Fazemos escolhas estúpidas de vez em quando. Eu aceitara ela com seu jeito errado
de ser, porque também amamos pessoas complicadas de vez em quando.
No
nosso terceiro encontro, a bela cortesã estava sendo paga para ser ouvida. Ela
me contara, ascendendo seus cigarros, sobre os seus maiores fetiches, os
bizarros que teve de realizar, as fantasias que usou, as situações em que se
envolveu com mulheres casadas, as viagens caras bancadas por mulheres de elite
e orgias que pagavam melhor do que muita gente demora a vida inteira para
ganhar. Eu apenas observava a maneira como ela falava, rindo de suas próprias
tragédias, tropeçando em suas próprias palavras. Quando eu a perguntei, para
efeito de confirmação, sobre o nosso próximo encontro, ela disse que não sabia.
Senti um frio na barriga. “Como assim ela não sabia?”, pensei, inconformada.
Após alguns segundos de silêncio, ela sorriu e disse, olhando nos meus olhos:
-
Não posso te dar certeza e pra ninguém de nada nesse mundo. A única certeza da
vida, que ela nos dá, é a morte.
A
figura sombria daquela mulher fora se revelando.

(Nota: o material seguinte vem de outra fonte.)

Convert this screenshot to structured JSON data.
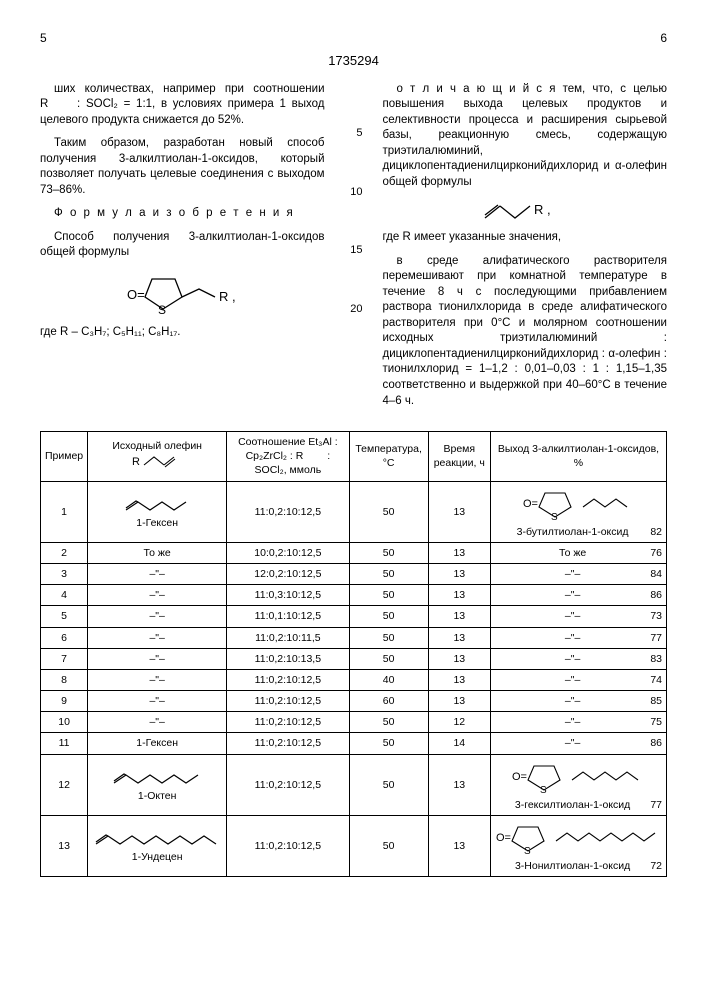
{
  "header": {
    "page_left": "5",
    "patent_number": "1735294",
    "page_right": "6"
  },
  "left_col": {
    "para1": "ших количествах, например при соотношении R   : SOCl₂ = 1:1, в условиях примера 1 выход целевого продукта снижается до 52%.",
    "para2": "Таким образом, разработан новый способ получения 3-алкилтиолан-1-оксидов, который позволяет получать целевые соединения с выходом 73–86%.",
    "formula_heading": "Ф о р м у л а  и з о б р е т е н и я",
    "para3": "Способ получения 3-алкилтиолан-1-оксидов общей формулы",
    "structure_label": "O=S  R ,",
    "where": "где R – C₃H₇; C₅H₁₁; C₈H₁₇."
  },
  "right_col": {
    "para1": "о т л и ч а ю щ и й с я  тем, что, с целью повышения выхода целевых продуктов и селективности процесса и расширения сырьевой базы, реакционную смесь, содержащую триэтилалюминий, дициклопентадиенилцирконийдихлорид и α-олефин общей формулы",
    "structure_label": "R ,",
    "para2": "где R имеет указанные значения,",
    "para3": "в среде алифатического растворителя перемешивают при комнатной температуре в течение 8 ч с последующими прибавлением раствора тионилхлорида в среде алифатического растворителя при 0°С и молярном соотношении исходных триэтилалюминий : дициклопентадиенилцирконийдихлорид : α-олефин : тионилхлорид = 1–1,2 : 0,01–0,03 : 1 : 1,15–1,35 соответственно и выдержкой при 40–60°С в течение 4–6 ч."
  },
  "line_nums": {
    "n5": "5",
    "n10": "10",
    "n15": "15",
    "n20": "20"
  },
  "table": {
    "headers": {
      "example": "Пример",
      "olefin": "Исходный олефин",
      "olefin_sub": "R",
      "ratio": "Соотношение Et₃Al : Cp₂ZrCl₂ : R   : SOCl₂, ммоль",
      "temp": "Температура, °C",
      "time": "Время реакции, ч",
      "yield": "Выход 3-алкилтиолан-1-оксидов, %"
    },
    "rows": [
      {
        "n": "1",
        "olefin_name": "1-Гексен",
        "olefin_zigzag": 4,
        "ratio": "11:0,2:10:12,5",
        "t": "50",
        "h": "13",
        "prod_name": "3-бутилтиолан-1-оксид",
        "prod_zigzag": 4,
        "y": "82"
      },
      {
        "n": "2",
        "olefin_name": "То же",
        "ratio": "10:0,2:10:12,5",
        "t": "50",
        "h": "13",
        "prod_name": "То же",
        "y": "76"
      },
      {
        "n": "3",
        "olefin_name": "–\"–",
        "ratio": "12:0,2:10:12,5",
        "t": "50",
        "h": "13",
        "prod_name": "–\"–",
        "y": "84"
      },
      {
        "n": "4",
        "olefin_name": "–\"–",
        "ratio": "11:0,3:10:12,5",
        "t": "50",
        "h": "13",
        "prod_name": "–\"–",
        "y": "86"
      },
      {
        "n": "5",
        "olefin_name": "–\"–",
        "ratio": "11:0,1:10:12,5",
        "t": "50",
        "h": "13",
        "prod_name": "–\"–",
        "y": "73"
      },
      {
        "n": "6",
        "olefin_name": "–\"–",
        "ratio": "11:0,2:10:11,5",
        "t": "50",
        "h": "13",
        "prod_name": "–\"–",
        "y": "77"
      },
      {
        "n": "7",
        "olefin_name": "–\"–",
        "ratio": "11:0,2:10:13,5",
        "t": "50",
        "h": "13",
        "prod_name": "–\"–",
        "y": "83"
      },
      {
        "n": "8",
        "olefin_name": "–\"–",
        "ratio": "11:0,2:10:12,5",
        "t": "40",
        "h": "13",
        "prod_name": "–\"–",
        "y": "74"
      },
      {
        "n": "9",
        "olefin_name": "–\"–",
        "ratio": "11:0,2:10:12,5",
        "t": "60",
        "h": "13",
        "prod_name": "–\"–",
        "y": "85"
      },
      {
        "n": "10",
        "olefin_name": "–\"–",
        "ratio": "11:0,2:10:12,5",
        "t": "50",
        "h": "12",
        "prod_name": "–\"–",
        "y": "75"
      },
      {
        "n": "11",
        "olefin_name": "1-Гексен",
        "ratio": "11:0,2:10:12,5",
        "t": "50",
        "h": "14",
        "prod_name": "–\"–",
        "y": "86"
      },
      {
        "n": "12",
        "olefin_name": "1-Октен",
        "olefin_zigzag": 6,
        "ratio": "11:0,2:10:12,5",
        "t": "50",
        "h": "13",
        "prod_name": "3-гексилтиолан-1-оксид",
        "prod_zigzag": 6,
        "y": "77"
      },
      {
        "n": "13",
        "olefin_name": "1-Ундецен",
        "olefin_zigzag": 9,
        "ratio": "11:0,2:10:12,5",
        "t": "50",
        "h": "13",
        "prod_name": "3-Нонилтиолан-1-оксид",
        "prod_zigzag": 9,
        "y": "72"
      }
    ]
  }
}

Eu senti desde a primeira vez
que a vi que havia uma nuvem negra que pairava sobre sua cabeça, e mesmo que eu
ignorasse esse detalhe, ele estava por debaixo de um pano transparente. Dormimos
de manhã por poucas horas e eu, mais uma vez, fui embora deixando o pagamento
com outro bilhete que informava o meu endereço, caso ela quisesse me visitar,
em cima da penteadeira, mas ela nunca me visitara. Ao sair daquele quarto,
compreendi o que ela quisera dizer com aquela história de morte: um pedaço de
mim morria toda vez que eu deixava aquele lugar e essa era a única certeza que
eu tinha.
Quarto
encontro. Penélope pediu
para que eu entrasse no quarto sem ao menos bater na porta. Assim que coloquei
meus pés para dentro da suíte, a vi sentada no colchão e nele espalhados
livros, barra de chocolate, isqueiro prata e cigarro. Ela estava tirando o
esmalte roxo da unha com a unha, sussurrando o ritmo de alguma música. Chamei
sua atenção e ela me retribuiu com uma simples piscada de olhos. Foi ao
banheiro e eu a esperei enquanto caminhava pelo quarto, observando aquela
decoração inusitada. Até que, olhando meu reflexo no espelho, percebi que havia
algo de minuciosa estranheza naquele lugar. Recolhi as coisas de cima do
colchão e um pacote de pó branco caiu no chão. Fui lentamente me abaixando para
pegá-lo e, de repente, ela sai do banheiro. Sua aparência era de uma mulher tão
cansada que o banho parecia não ter aliviado os sintomas de um dia ruim. Daí
percebi que Penélope estava passando por um momento difícil. Andei em direção a
ela, que estava cabisbaixa como jamais havia estado, como jamais sua altivez
havia permitido, ergui sua cabeça com a mão no queixo e, ainda assim, seu olhar
estava mergulhado no chão, distante de tudo que a circundava. Perguntei a ela o
que a levou a usar drogas e lhe mostrei o pacote. Ela me olhou e me beijou. Sem
entender nada, eu a empurrei e perguntei o que fora aquilo, o que estava
acontecendo com ela e então a moça foi enfática:
-
Estamos aqui para transar, vê se tira essa roupa e me deixa trabalhar.
Me
recusei a obedecer suas ordens dessa vez e tentei tirar alguma palavra da boca
dela que pudesse me explicar aquela situação, mas nada. Ela estava
completamente perdida em si e não queria que ninguém a encontrasse. Aquele
programa foi adiado e eu fui embora antes mesmo do que eu havia planejado.
Saindo
do hotel, me vi com uma imensa vontade de permanecer por aquelas redondezas,
permanecer perto dela de alguma forma. Fui até o bar do outro lado da rua e, de
lá, fiquei fantasiando a imagem dela desfilando, sem ter consciência disso,
entre os carros da cidade. Sorri sozinha e me deixei viver em pensamento toda
nossa trajetória até aquele momento, em que eu estava loucamente apaixonada por
Penélope. A partir desse dia, eu percebi que eu era capaz de tirá-la daquele
sofrimento, seja por lá que motivo fosse.